Friday, May 6, 2011

Rembrandt, a t-il pensé au moment photographique quand il a réalisé les peintures de Christ?


Commentaire de Alfredo Salazar sur l'expo "Rembrandt et la figure du Christ" en exposition au Musée de Louvre.


Sur chacune de ces petites études, l’attitude et l’expression du sujet diffèrent, l’artiste voulant témoigner des diverses facettes du tempérament du Christ : humilité, douceur, compassion, vulnérabilité, doute, souffrance. Rembrandt vit au contact avec les juifs d’Amsterdam et Il a fait venir plusieurs personnages de cette communauté a son studio pour pouvoir imaginer et tracer les traits physiques de Jésus.



Pendant les vingt premières années de sa vie d’artiste, Rembrandt a représenté le Christ à d’innombrables reprises en restant fidèle aux précédents établis par l’art des anciens Pays-Bas et l’art italien, mais un grand changement est survenu dans la conception qu’il s’en fait au cours des années 1640. Rembrandt vit au contact de la communauté juive d’Amsterdam lorsqu’il entreprend de peindre plusieurs figurations en buste du Christ. Il y récuse toute représentation idéalisée et choisit de traiter Jésus comme une figure historique.
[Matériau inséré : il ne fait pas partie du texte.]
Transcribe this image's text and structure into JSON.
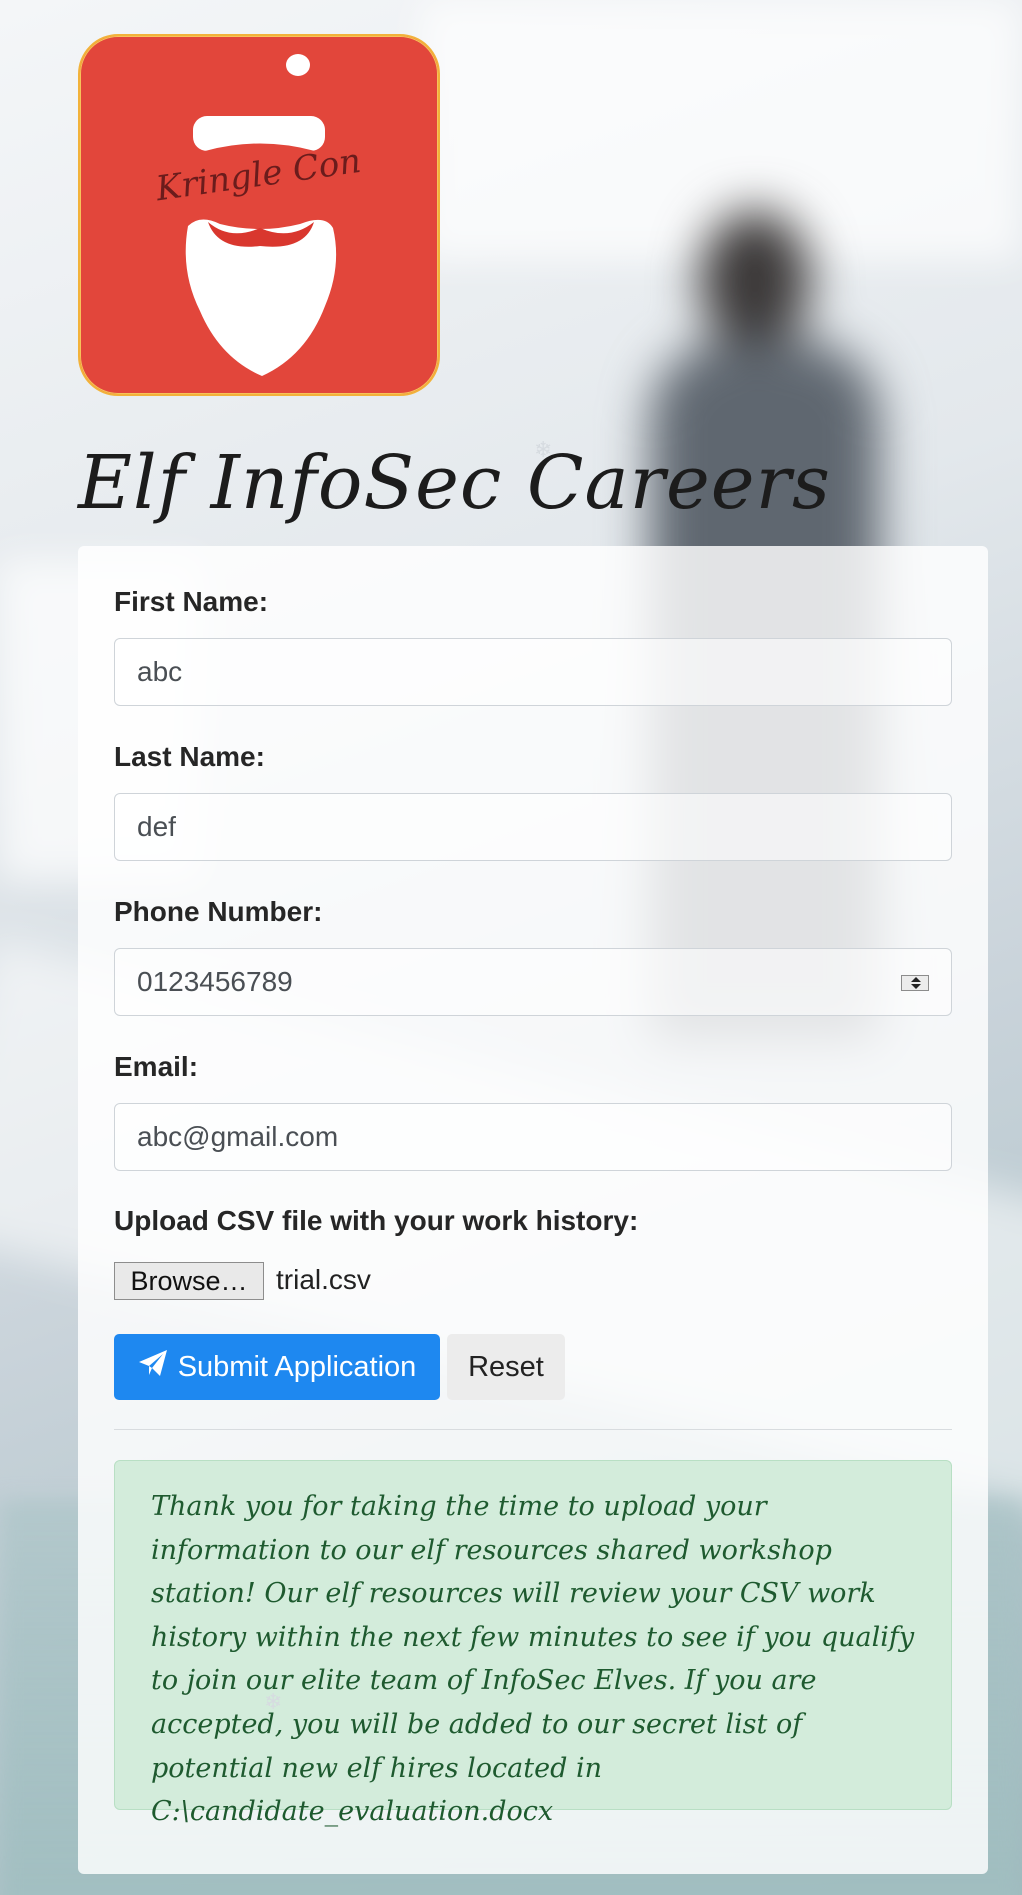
{
  "site": {
    "title": "Elf InfoSec Careers",
    "logo_text": "Kringle Con"
  },
  "form": {
    "first_name": {
      "label": "First Name:",
      "value": "abc"
    },
    "last_name": {
      "label": "Last Name:",
      "value": "def"
    },
    "phone": {
      "label": "Phone Number:",
      "value": "0123456789"
    },
    "email": {
      "label": "Email:",
      "value": "abc@gmail.com"
    },
    "upload": {
      "label": "Upload CSV file with your work history:",
      "browse_label": "Browse…",
      "file_name": "trial.csv"
    },
    "submit_label": "Submit Application",
    "reset_label": "Reset"
  },
  "notice": {
    "text": "Thank you for taking the time to upload your information to our elf resources shared workshop station! Our elf resources will review your CSV work history within the next few minutes to see if you qualify to join our elite team of InfoSec Elves. If you are accepted, you will be added to our secret list of potential new elf hires located in C:\\candidate_evaluation.docx"
  },
  "icons": {
    "submit": "paper-plane-icon",
    "snowflake": "snowflake-icon"
  },
  "colors": {
    "logo_bg": "#e2463b",
    "primary": "#1e88f0",
    "notice_bg": "#d3ecdb",
    "notice_text": "#1e5a2f"
  }
}
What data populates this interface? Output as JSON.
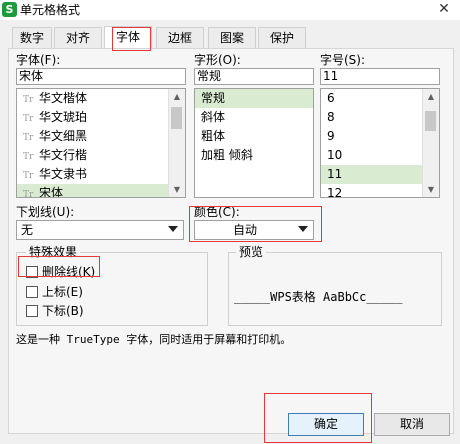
{
  "window": {
    "title": "单元格格式",
    "app_icon": "S",
    "close_glyph": "✕"
  },
  "tabs": [
    {
      "label": "数字"
    },
    {
      "label": "对齐"
    },
    {
      "label": "字体"
    },
    {
      "label": "边框"
    },
    {
      "label": "图案"
    },
    {
      "label": "保护"
    }
  ],
  "font": {
    "label": "字体(F):",
    "value": "宋体",
    "items": [
      "华文楷体",
      "华文琥珀",
      "华文细黑",
      "华文行楷",
      "华文隶书",
      "宋体"
    ],
    "selected": "宋体"
  },
  "style": {
    "label": "字形(O):",
    "value": "常规",
    "items": [
      "常规",
      "斜体",
      "粗体",
      "加粗 倾斜"
    ],
    "selected": "常规"
  },
  "size": {
    "label": "字号(S):",
    "value": "11",
    "items": [
      "6",
      "8",
      "9",
      "10",
      "11",
      "12"
    ],
    "selected": "11"
  },
  "underline": {
    "label": "下划线(U):",
    "value": "无"
  },
  "color": {
    "label": "颜色(C):",
    "value": "自动"
  },
  "effects": {
    "title": "特殊效果",
    "strikethrough": "删除线(K)",
    "superscript": "上标(E)",
    "subscript": "下标(B)"
  },
  "preview": {
    "title": "预览",
    "text": "_____WPS表格  AaBbCc_____"
  },
  "description": "这是一种 TrueType 字体，同时适用于屏幕和打印机。",
  "buttons": {
    "ok": "确定",
    "cancel": "取消"
  },
  "colors": {
    "accent_red": "#e53935",
    "selection": "#d9ebd1",
    "app_green": "#1e9a3c"
  }
}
Il défie alors la haute autorité spirituelle du prototype transmis depuis l’Antiquité et promulgué par l’Église chrétienne universelle. Cette image canonique, voire stéréotypée du Christ, avait été affirmée par des siècles de tradition, et affinée au fil de controverses ecclésiastiques – parfois dans le sang. Le modèle repose alors essentiellement sur la « Lettre de Lentulus », qui donne une description (apocryphe) idéale de Jésus.

Repenser l’imagerie du Christ est un sujet de choix pour un peintre aussi soucieux de rendre compte des passions et de la vérité d’un destin individuel. Ces visages peints sont remarquables par l’empathie qu’ils suscitent, véritable marque de la nouvelle formulation de la personnification divine qu’a développée Rembrandt. Sur chacune de ces petites études, l’attitude et l’expression du sujet diffèrent, l’artiste voulant témoigner des diverses facettes du tempérament du Christ : humilité, douceur, compassion, vulnérabilité, doute, souffrance. Par cette image radicalement différente de celle mise en avant jusqu’alors dans l’art européen, Rembrandt cherche à représenter l’émotion éprouvée et suscitée par le Christ, faisant du corps de celui-ci le réceptacle des sentiments.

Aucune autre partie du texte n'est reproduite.